Son günlerde, Rum basınında Yunanistan'a yöneltilen eleştirilerin ardı arkası kesilmiyor. Özellikle Türkiye ile olan deniz yetki alanları ve enerji mücadelesi konularında Atina yönetiminin tutumu, çeşitli yorumlara neden olmakta. Kıbrıs’ta da yankı uyandıran bu tartışmalar, bölgedeki jeopolitik dinamikleri yeniden gündeme getiriyor. Rum basını, Yunanistan'ın Türkiye'den çekinir bir tavır sergilediğini öne sürerken, bu durumu ülkenin güvenliği açısından son derece endişe verici buluyor.
Yunanistan, Akdeniz'deki enerji kaynaklarını ve deniz sınırlarını korumak için uzun süredir çaba sarf ediyor. Türkiye'nin ise bu bölgedeki araştırma ve sondaj faaliyetleri, Yunan hükümetinin tepkisini çekiyor. Rum basını, Yunanistan'ın deniz altı kaynaklarına karşı Türkiye'nin hamlelerine karşı nasıl bir strateji geliştirdiğini sorguluyor. 'Atina, deniz altında Türkiye’den çekiniyor' ifadeleri sıklıkla dile getiriliyor. Bu durum, Yunanistan'ın askeri ve diplomatik açıdan nasıl bir yol haritası izleyeceği konusunda belirsizlik yaratıyor.

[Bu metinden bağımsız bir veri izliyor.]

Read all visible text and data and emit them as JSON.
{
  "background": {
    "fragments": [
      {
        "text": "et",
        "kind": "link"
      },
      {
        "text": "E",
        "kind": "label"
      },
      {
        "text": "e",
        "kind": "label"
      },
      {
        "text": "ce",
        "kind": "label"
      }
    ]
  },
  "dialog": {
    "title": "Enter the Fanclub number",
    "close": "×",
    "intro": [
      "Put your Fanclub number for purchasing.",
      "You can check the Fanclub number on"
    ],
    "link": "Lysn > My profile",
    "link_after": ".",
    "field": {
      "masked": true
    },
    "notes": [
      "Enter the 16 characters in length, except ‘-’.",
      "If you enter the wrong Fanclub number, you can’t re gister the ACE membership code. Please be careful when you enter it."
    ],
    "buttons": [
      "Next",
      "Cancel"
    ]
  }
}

Rum basında popüler olan bir görüş, Yunanistan’ın Türkiye tarafından tehdit altında hissediyor olması. Yunan hükümetinin, bu tür bir tehdit karşısında daha kararlı ve cesur adımlar atması gerektiği dile getiriliyor. Özellikle, deniz altı kaynaklarının korunması ve keşfi konusunda Yunanistan'ın daha etkili diplomasi yürütmesi gerektiği belirtiliyor. Yunan basınındaki bazı köşe yazarları, hükümetin bu kritik konudaki duraksamalarını eleştiriyor ve dış politikada daha proaktif bir yaklaşım benimsemesi gerektiğine vurgu yapıyor.
Bu eleştirilerin yanı sıra, Yunanistan’ın kuvvetli bir deniz kuvvetine sahip olduğu ve Türkiye’ye karşı müzakerelerde daha cesur olabileceği ^söylensede, gerçekte yaşanan çatışmalara dair kaygılar devam ediyor. Yunan hükümeti, Türkiye’nin deniz yetki alanlarına ilişkin uluslararası hukuk kurallarını ihlal ettiğini iddia ederek, bunu önlemek için çeşitli diplomatik kanallar kullanıyor. Ancak Rum basını, bu çabaların yetersiz olduğu görüşünde birleşiyor.
Bölgedeki gerginliğin artması, yalnızca Yunanistan ve Türkiye’yi değil, Kıbrıs’ı da derinden etkileyen bir durum haline geliyor. Kıbrıs’ta yaşanan siyasi krizler ise bu tartışmaları daha da karmaşık hale getiriyor. Yunanistan’ın bu tartışmalara daha etkin katılım sağlaması gerektiği, Rum medyasında sıkça dile getirilen bir başka önemli nokta. Atina yönetimi, bu konuda Kıbrıs Rum Yönetimi ile daha güçlü iş birliği yaparak, hem siyasi hem de ekonomik açıdan daha iyi bir strateji izleyebilir.
Sonuç olarak, Yunanistan ve Türkiye arasındaki deniz altı rekabeti, bölgedeki jeopolitik dengeleri sarsma potansiyeline sahip. Rum basınında yükselen eleştiriler, Yunan hükümetinin uluslararası ilişkilerdeki kararlılığını sorgularken, bu durumun bölge barışı açısından tehlikeli bir hal alabileceği konusunda uyarılarda bulunuyor. Türkiye’ye karşı daha cesur bir tutum benimsemesi beklenen Yunan hükümetinin, uluslararası arenada nasıl bir yol haritası izleyeceği merakla bekleniyor.